Cartesia in its State of Voice AI report recapped 2024 and looked to the year ahead. Here are a few takeaways from the report:
In 2024, voice interaction technology saw major breakthroughs with new architectures and advancements. Orchestrated speech systems, integrating Speech-to-Text (STT), Large Language Models (LLM), and Text-to-Speech (TTS), enabled more natural conversations.
OpenAI’s Voice mode in ChatGPT introduced speech-to-speech technology, though challenges like interruptions remain. Full duplex systems, such as Kyutai’s Moshi model, demonstrated models capable of listening while speaking, providing a glimpse of the future of multimodal voice interactions. Additionally, new state space models (SSM) in TTS, like Cartesia’s Sonic, allowed more flexible, memory-efficient deployments, revolutionizing on-device speech.
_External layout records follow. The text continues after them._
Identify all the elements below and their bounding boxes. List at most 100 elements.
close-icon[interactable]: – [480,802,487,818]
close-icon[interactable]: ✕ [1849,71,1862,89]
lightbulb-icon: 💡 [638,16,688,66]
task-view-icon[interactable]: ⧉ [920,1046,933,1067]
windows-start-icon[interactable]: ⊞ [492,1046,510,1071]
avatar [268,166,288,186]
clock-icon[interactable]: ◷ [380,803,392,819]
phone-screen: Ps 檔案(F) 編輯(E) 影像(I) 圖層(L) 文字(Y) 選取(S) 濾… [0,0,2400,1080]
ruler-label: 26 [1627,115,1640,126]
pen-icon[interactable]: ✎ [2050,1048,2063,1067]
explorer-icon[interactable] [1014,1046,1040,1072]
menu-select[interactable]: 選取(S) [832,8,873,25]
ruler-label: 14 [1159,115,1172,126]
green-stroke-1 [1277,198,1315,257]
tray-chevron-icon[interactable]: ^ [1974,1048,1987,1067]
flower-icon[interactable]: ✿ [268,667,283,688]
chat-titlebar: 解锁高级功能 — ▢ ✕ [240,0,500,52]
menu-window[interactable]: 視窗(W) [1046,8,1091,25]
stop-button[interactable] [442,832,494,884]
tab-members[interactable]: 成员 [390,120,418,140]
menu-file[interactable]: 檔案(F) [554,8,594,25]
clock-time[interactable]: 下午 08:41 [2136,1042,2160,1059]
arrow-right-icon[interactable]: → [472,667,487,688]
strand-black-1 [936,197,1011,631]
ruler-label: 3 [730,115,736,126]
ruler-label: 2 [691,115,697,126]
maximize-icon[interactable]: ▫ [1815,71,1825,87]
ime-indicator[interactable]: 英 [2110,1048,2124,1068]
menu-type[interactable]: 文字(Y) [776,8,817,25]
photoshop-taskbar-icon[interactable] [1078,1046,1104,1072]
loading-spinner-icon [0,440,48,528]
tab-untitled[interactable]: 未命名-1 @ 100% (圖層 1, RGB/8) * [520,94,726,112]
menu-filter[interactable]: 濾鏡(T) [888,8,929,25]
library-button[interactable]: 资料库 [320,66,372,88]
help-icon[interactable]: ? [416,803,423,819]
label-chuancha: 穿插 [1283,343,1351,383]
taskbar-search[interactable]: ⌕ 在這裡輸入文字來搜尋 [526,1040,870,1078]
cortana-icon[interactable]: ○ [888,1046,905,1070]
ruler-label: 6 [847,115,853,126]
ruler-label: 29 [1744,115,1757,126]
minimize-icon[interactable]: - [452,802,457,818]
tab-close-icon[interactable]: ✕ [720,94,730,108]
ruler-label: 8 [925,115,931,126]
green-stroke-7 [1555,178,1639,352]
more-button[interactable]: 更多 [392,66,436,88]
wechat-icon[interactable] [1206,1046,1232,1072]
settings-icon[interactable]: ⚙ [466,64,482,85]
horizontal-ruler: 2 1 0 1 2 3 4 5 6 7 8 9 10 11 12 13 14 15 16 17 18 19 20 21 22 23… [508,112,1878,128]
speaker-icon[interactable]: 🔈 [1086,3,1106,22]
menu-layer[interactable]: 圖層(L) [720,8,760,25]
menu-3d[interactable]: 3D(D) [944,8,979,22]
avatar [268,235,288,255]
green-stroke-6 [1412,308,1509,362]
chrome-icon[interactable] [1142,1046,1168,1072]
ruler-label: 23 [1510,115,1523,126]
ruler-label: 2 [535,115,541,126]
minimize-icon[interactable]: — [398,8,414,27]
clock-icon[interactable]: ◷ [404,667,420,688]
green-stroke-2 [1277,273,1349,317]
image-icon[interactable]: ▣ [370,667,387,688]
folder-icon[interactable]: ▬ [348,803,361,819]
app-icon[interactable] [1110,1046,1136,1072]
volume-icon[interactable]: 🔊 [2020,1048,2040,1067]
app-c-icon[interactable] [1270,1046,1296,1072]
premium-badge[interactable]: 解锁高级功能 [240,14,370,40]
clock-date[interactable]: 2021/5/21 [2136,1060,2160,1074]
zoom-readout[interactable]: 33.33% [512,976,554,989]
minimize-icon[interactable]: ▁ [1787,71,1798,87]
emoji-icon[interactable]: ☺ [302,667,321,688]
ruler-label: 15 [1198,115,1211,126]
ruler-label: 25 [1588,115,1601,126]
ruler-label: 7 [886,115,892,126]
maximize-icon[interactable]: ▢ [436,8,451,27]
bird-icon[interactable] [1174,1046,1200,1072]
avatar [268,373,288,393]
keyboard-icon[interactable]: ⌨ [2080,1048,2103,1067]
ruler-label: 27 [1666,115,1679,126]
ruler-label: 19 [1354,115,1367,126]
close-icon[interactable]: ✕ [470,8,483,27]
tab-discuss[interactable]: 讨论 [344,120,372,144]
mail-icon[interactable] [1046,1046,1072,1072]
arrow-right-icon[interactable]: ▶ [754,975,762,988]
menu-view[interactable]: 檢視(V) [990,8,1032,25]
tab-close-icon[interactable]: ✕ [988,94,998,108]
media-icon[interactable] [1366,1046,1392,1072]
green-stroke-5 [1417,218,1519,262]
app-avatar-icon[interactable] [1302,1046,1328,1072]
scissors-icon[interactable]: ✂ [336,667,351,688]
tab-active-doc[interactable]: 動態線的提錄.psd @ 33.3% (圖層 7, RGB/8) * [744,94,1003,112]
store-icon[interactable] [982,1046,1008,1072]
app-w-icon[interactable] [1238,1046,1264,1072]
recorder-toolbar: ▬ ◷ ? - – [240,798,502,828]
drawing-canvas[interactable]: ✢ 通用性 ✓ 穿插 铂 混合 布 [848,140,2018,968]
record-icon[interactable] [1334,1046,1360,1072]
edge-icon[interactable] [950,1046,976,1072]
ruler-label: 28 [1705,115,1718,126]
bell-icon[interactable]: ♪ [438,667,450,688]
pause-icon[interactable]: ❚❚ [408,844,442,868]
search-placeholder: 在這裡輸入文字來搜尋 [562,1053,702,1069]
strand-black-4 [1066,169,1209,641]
Voice AI APIs also advanced, enabling natural conversations at an enterprise scale. Improvements in STT models like Deepgram’s Nova-2 reduced error rates, while LLMs like GPT-4 and Llama 3.2 improved reasoning efficiency.
TTS models reached new levels of naturalness, transforming synthetic voices to sound human-like. Enterprise platforms were upgraded to handle real-time interactions with customizable SLAs, dynamic scaling, and robust security, meeting the needs of regulated industries.
READ: Decipher AI simplifies error monitoring and detection in session replays (December 23, 2024)
Platforms like LiveKit and Daily simplified building, testing, and deploying custom voice agents, reducing time from months to weeks. Voice agent orchestration platforms such as Vapi, Retell, and Thoughtly emerged, offering advanced features like voice activity detection and emotion recognition.
Vertical startups expanded rapidly, with voice agents becoming integral in sectors like finance, healthcare, logistics, and hospitality, handling tasks like customer support, loan servicing, and medical scheduling.
As 2025 approaches, AI voice agents are expected to handle more complex tasks, becoming essential in workflows across industries. Compact on-device models will enable local, privacy-conscious conversations, while fine-grained control over voice attributes will allow for seamless integration with other AI modalities, leading to more immersive, interactive experiences in gaming, media, and customer service.
Overall, Cartesia is looking at a lot of potential for voice AI in 2025.